圃場整備済み水田で営巣するケリの繁殖状況

*脇坂英弥(環境学園専門学校)

水田は春から夏にかけての農繁期に耕起・湛水・代かき・田植えなどが施されるのにともない,農閑期の乾いた草原から農繁期の一面の湿地へと劇的に変化を遂げる.このように水田が乾いた草原から湿地へと急変する農繁期が,地上営巣性の鳥であるケリ(チドリ科)の産卵,抱卵および育雛時期にあたる繁殖期と重複することから,農作業にともなう人為撹乱が本種の繁殖に何らかの影響を与えることは想像に難くない.これまでのケリの繁殖成績に関する先行研究は,農地に営巣した本種の繁殖失敗の要因が捕食者(たとえばカラス類,猛禽類など)であることを示したものに限られており,とりわけ農作業にともなう人為攪乱が本種の繁殖成績に与える影響についての視点はなかった.

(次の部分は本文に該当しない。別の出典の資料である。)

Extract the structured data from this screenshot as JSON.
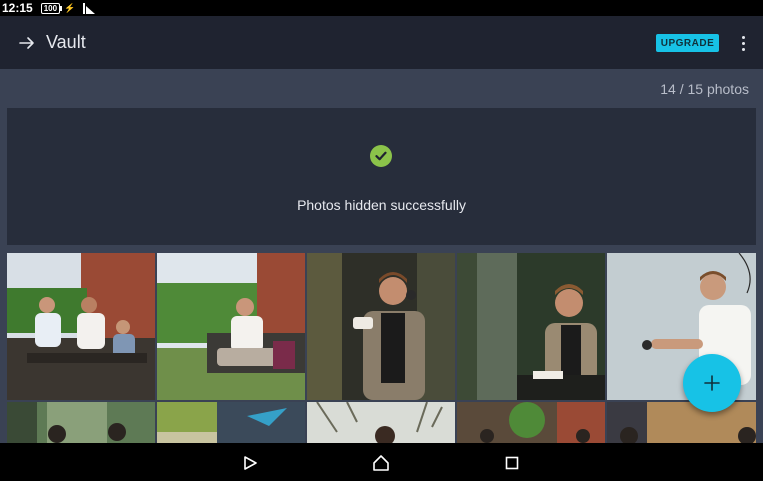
{
  "status": {
    "time": "12:15",
    "battery": "100"
  },
  "app_bar": {
    "title": "Vault",
    "upgrade_label": "UPGRADE"
  },
  "vault": {
    "count_label": "14 / 15 photos"
  },
  "banner": {
    "message": "Photos hidden successfully"
  },
  "colors": {
    "accent": "#17c2e6",
    "success": "#8bc34a",
    "app_bar_bg": "#1f2330",
    "content_bg": "#3a4254",
    "banner_bg": "#272d3b"
  },
  "icons": {
    "back": "arrow-right-icon",
    "more": "more-vert-icon",
    "check": "check-circle-icon",
    "fab": "plus-icon",
    "nav_back": "triangle-back-icon",
    "nav_home": "home-icon",
    "nav_recents": "square-recents-icon"
  }
}
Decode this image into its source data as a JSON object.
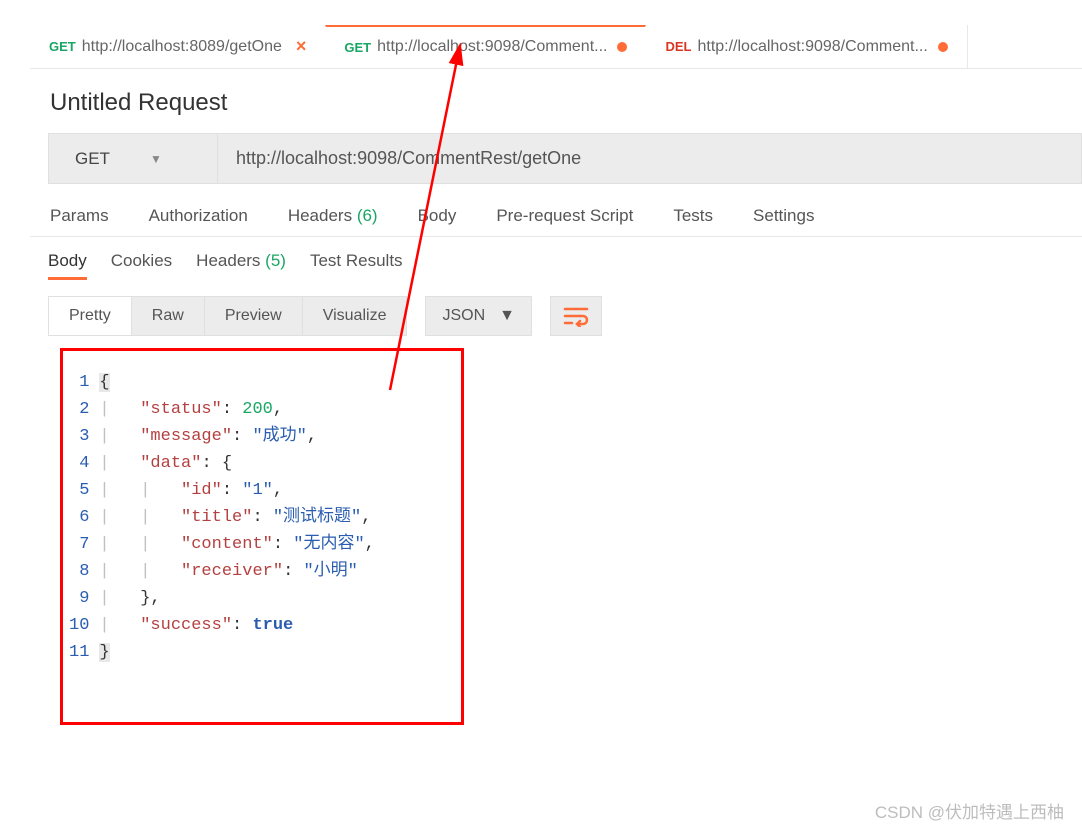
{
  "tabs": [
    {
      "method": "GET",
      "method_class": "method-get",
      "label": "http://localhost:8089/getOne",
      "has_close": true,
      "has_dot": false,
      "active": false
    },
    {
      "method": "GET",
      "method_class": "method-get",
      "label": "http://localhost:9098/Comment...",
      "has_close": false,
      "has_dot": true,
      "active": true
    },
    {
      "method": "DEL",
      "method_class": "method-del",
      "label": "http://localhost:9098/Comment...",
      "has_close": false,
      "has_dot": true,
      "active": false
    }
  ],
  "request_title": "Untitled Request",
  "method_selected": "GET",
  "url": "http://localhost:9098/CommentRest/getOne",
  "req_tabs": {
    "params": "Params",
    "authorization": "Authorization",
    "headers": "Headers",
    "headers_count": "(6)",
    "body": "Body",
    "prerequest": "Pre-request Script",
    "tests": "Tests",
    "settings": "Settings"
  },
  "resp_tabs": {
    "body": "Body",
    "cookies": "Cookies",
    "headers": "Headers",
    "headers_count": "(5)",
    "test_results": "Test Results"
  },
  "view_buttons": {
    "pretty": "Pretty",
    "raw": "Raw",
    "preview": "Preview",
    "visualize": "Visualize"
  },
  "format_select": "JSON",
  "code_lines": [
    "1",
    "2",
    "3",
    "4",
    "5",
    "6",
    "7",
    "8",
    "9",
    "10",
    "11"
  ],
  "json": {
    "k_status": "\"status\"",
    "v_status": "200",
    "k_message": "\"message\"",
    "v_message": "\"成功\"",
    "k_data": "\"data\"",
    "k_id": "\"id\"",
    "v_id": "\"1\"",
    "k_title": "\"title\"",
    "v_title": "\"测试标题\"",
    "k_content": "\"content\"",
    "v_content": "\"无内容\"",
    "k_receiver": "\"receiver\"",
    "v_receiver": "\"小明\"",
    "k_success": "\"success\"",
    "v_success": "true",
    "brace_open": "{",
    "brace_close": "}",
    "brace_close_comma": "},",
    "colon": ": ",
    "comma": ","
  },
  "watermark": "CSDN @伏加特遇上西柚"
}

ケリのように水田で営巣する鳥類と農作業にともなう人為の相互作用の評価は,農業と田園鳥類の共存を考える上で重要あり,田園鳥類の保全の手法を知る手掛かりに成り得ると考えられる.また,水田の出現以前は,恐らく河川の氾濫原を主要な繁殖ハビタットとして利用していたと考えられる本種の繁殖戦略を知る上でも,水田での人為撹乱に対していかに対応しているのかを把握することは意義深い.
本研究は,圃場整備済み水田の農事暦とケリの繁殖のタイミングに着目し,耕起と湛水といった農作業にともなう人為撹乱が,本種の繁殖成功に及ぼす影響を8年間の調査データから解析したものである.